- Still from the film
- Directed by: Robert Hartford-Davis
- Written by: Robert Shearer
- Produced by: Robert Hartford-Davis
- Starring: Ingrid Pitt Judy Huxtable John Ronane Tony Selby
- Edited by: Alan Pattillo
- Music by: Tony Osborne
- Production companies: World Arts Media Group, R.H.D., Daylight
- Release date: 5 November 1972;
- Running time: 87 minutes
- Country: United Kingdom
- Language: English

= Nobody Ordered Love =

1972 British film by Robert Hartford-Davis

Nobody Ordered Love is a lost 1972 British tragicomic drama film directed by Robert Hartford-Davis and starring Ingrid Pitt, Judy Huxtable, John Ronane, and Tony Selby. It was written by Robert Shearer.

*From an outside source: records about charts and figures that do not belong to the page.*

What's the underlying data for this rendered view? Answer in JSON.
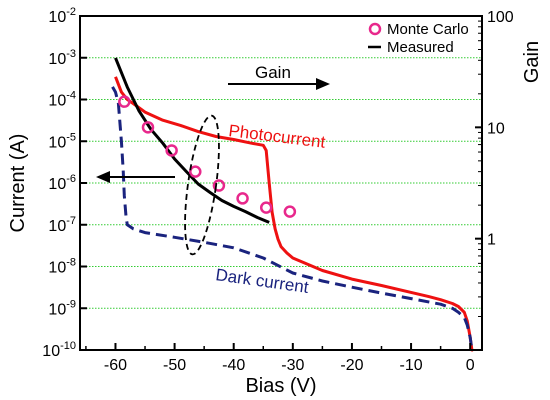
{
  "chart_data": {
    "type": "line",
    "xlabel": "Bias (V)",
    "ylabel_left": "Current (A)",
    "ylabel_right": "Gain",
    "x_range": [
      -66,
      2
    ],
    "y_left_range_log10": [
      -10,
      -2
    ],
    "y_right_range": [
      0.1,
      100
    ],
    "x_ticks": [
      {
        "value": -60,
        "label": "-60"
      },
      {
        "value": -50,
        "label": "-50"
      },
      {
        "value": -40,
        "label": "-40"
      },
      {
        "value": -30,
        "label": "-30"
      },
      {
        "value": -20,
        "label": "-20"
      },
      {
        "value": -10,
        "label": "-10"
      },
      {
        "value": 0,
        "label": "0"
      }
    ],
    "y_left_ticks": [
      {
        "exp": -10,
        "base": "10",
        "sup": "-10"
      },
      {
        "exp": -9,
        "base": "10",
        "sup": "-9"
      },
      {
        "exp": -8,
        "base": "10",
        "sup": "-8"
      },
      {
        "exp": -7,
        "base": "10",
        "sup": "-7"
      },
      {
        "exp": -6,
        "base": "10",
        "sup": "-6"
      },
      {
        "exp": -5,
        "base": "10",
        "sup": "-5"
      },
      {
        "exp": -4,
        "base": "10",
        "sup": "-4"
      },
      {
        "exp": -3,
        "base": "10",
        "sup": "-3"
      },
      {
        "exp": -2,
        "base": "10",
        "sup": "-2"
      }
    ],
    "y_right_ticks": [
      {
        "value": 1,
        "label": "1"
      },
      {
        "value": 10,
        "label": "10"
      },
      {
        "value": 100,
        "label": "100"
      }
    ],
    "gridlines_left_exp": [
      -9,
      -8,
      -7,
      -6,
      -5,
      -4,
      -3
    ],
    "grid": "dotted green horizontal at left-axis decades",
    "legend": {
      "position": "top-right",
      "entries": [
        {
          "label": "Monte Carlo",
          "marker": "circle",
          "color": "#e8288c"
        },
        {
          "label": "Measured",
          "marker": "line",
          "color": "#000000"
        }
      ]
    },
    "series": [
      {
        "name": "Photocurrent",
        "axis": "left",
        "color": "#ee1111",
        "style": "solid",
        "x": [
          -60,
          -59,
          -58,
          -57,
          -55,
          -52,
          -49,
          -46,
          -43,
          -40,
          -37,
          -35,
          -34.5,
          -34,
          -33.5,
          -33,
          -32.5,
          -32,
          -31,
          -30,
          -25,
          -20,
          -15,
          -10,
          -7,
          -5,
          -3,
          -2,
          -1,
          -0.5,
          0,
          0.3,
          0.5
        ],
        "y": [
          0.00035,
          0.00015,
          0.0001,
          8e-05,
          5e-05,
          3.2e-05,
          2.4e-05,
          1.7e-05,
          1.3e-05,
          1.1e-05,
          9e-06,
          8e-06,
          6e-06,
          1e-06,
          2e-07,
          8e-08,
          4.5e-08,
          3e-08,
          2.1e-08,
          1.6e-08,
          8e-09,
          5e-09,
          3.5e-09,
          2.4e-09,
          1.9e-09,
          1.6e-09,
          1.3e-09,
          1.1e-09,
          8e-10,
          5e-10,
          2e-10,
          1e-10,
          1e-10
        ]
      },
      {
        "name": "Dark current",
        "axis": "left",
        "color": "#1a237e",
        "style": "dashed",
        "x": [
          -60.5,
          -60,
          -59.5,
          -59,
          -58.7,
          -58.5,
          -58.2,
          -58,
          -57,
          -55,
          -50,
          -45,
          -40,
          -35,
          -30,
          -25,
          -20,
          -15,
          -10,
          -5,
          -3,
          -2,
          -1,
          -0.5,
          0,
          0.3,
          0.5
        ],
        "y": [
          0.0002,
          0.00015,
          8e-05,
          1e-05,
          2e-06,
          5e-07,
          1.5e-07,
          1e-07,
          8e-08,
          6.5e-08,
          5e-08,
          3.8e-08,
          2.8e-08,
          1.6e-08,
          7e-09,
          4.5e-09,
          3.2e-09,
          2.3e-09,
          1.7e-09,
          1.25e-09,
          1e-09,
          8e-10,
          6e-10,
          4e-10,
          2e-10,
          1e-10,
          1e-10
        ]
      },
      {
        "name": "Measured",
        "axis": "right",
        "color": "#000000",
        "style": "solid",
        "x": [
          -60,
          -58,
          -56,
          -54,
          -52,
          -50,
          -48,
          -46,
          -44,
          -42,
          -40,
          -38,
          -36,
          -34
        ],
        "y": [
          42,
          23,
          14,
          9.6,
          7.2,
          5.2,
          4.0,
          3.1,
          2.6,
          2.2,
          1.95,
          1.75,
          1.55,
          1.4
        ]
      },
      {
        "name": "Monte Carlo",
        "axis": "right",
        "color": "#e8288c",
        "style": "markers",
        "x": [
          -58.5,
          -54.5,
          -50.5,
          -46.5,
          -42.5,
          -38.5,
          -34.5,
          -30.5
        ],
        "y": [
          17,
          10,
          6.2,
          4.0,
          3.0,
          2.3,
          1.9,
          1.75
        ]
      }
    ],
    "annotations": [
      {
        "text": "Gain",
        "color": "#000000"
      },
      {
        "text": "Photocurrent",
        "color": "#ee1111"
      },
      {
        "text": "Dark current",
        "color": "#1a237e"
      }
    ]
  }
}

The movie was the last lead in a feature for Ingrid Pitt.
==Plot==
After film director Paul Medbury attempts to replace Alice Allison, the alcoholic star of his new First World War movie entitled The Somme, with up-and-coming starlet Caroline Johnson, a series of tragic events begins to unfold.

==Cast==
- Ingrid Pitt as Alice Allison
- Judy Huxtable as Caroline Johnson
- John Ronane as Paul Medbury
- Tony Selby as Peter Triman
- Peter Arne as Leo Richardstone
- Mark Eden as Charles
- David Weston as Jacques Legrand
- John Glyn-Jones as Harry
- Janet Lynn as Valerie
- David Lodge as Sergeant
- Frank Jarvis as Corporal
- Barry Meteyard as Lieutenant
- Larry Taylor as camera operator
- Heather Barbour as Janet
- Tricia Barnes as continuity girl
- Charles Houston as assistant
- Carolyn Wilde as Virginia

==Preservation status==
According to the British Film Institute (BFI), which holds an annotated shooting script in its collection, Nobody Ordered Love is considered a lost film and is on its 75 Most Wanted list. Kevin Lyons of the BFI National Library Filmographic Unit writes:Rank released Nobody Ordered Love in 1972 and it certainly played the New Victoria in London, regular home to low-budget exploitation fare. Star Ingrid Pitt has suggested – in an interview with the Celluloid Slammer blog as well as in one of her on-going series of columns for the Den of Geek website that Hartford-Davis had a falling out with Rank over the lack of promotion they were giving the film and stormed off with the prints, decamping to the States, where he continued to work. After his death, Pitt claims, his widow arranged for his belongings to be disposed of and the cans of film were among those items thrown out.
Ingrid Pitt wrote "When I was first offered the job I was told it was the modern version of Shakespeare’s Romeo and Juliet."

== Reception ==
In The Monthly Film Bulletin David McGillivray wrote: "In attempting to point up the ruthless chicanery and corruption of the film industry (something Hollywood has proved an undisputed master at exposing), Nobody Ordered Love goes completely off the rails. What seals its fate is the total lack of contrast between film and film-within-film. The dialogue seems to be equally abysmal in both, it becomes impossible to detect which actors are supposed to be bad and which aren't, and whether it is Paul Medbury striving for realism or Robert Hartford-Davis parodying himself (in Corruption) as the shot of Ingrid Pitt's stomach being ripped open with a bayonet is repeated again and again. ... A few observations, no doubt culled from the writer or director's own experience, manage to be ludicrously accurate (the nude audition, the supporting player who considers himself God's gift to female extras) but the majority, bluntly over-stated, are simply ludicrous."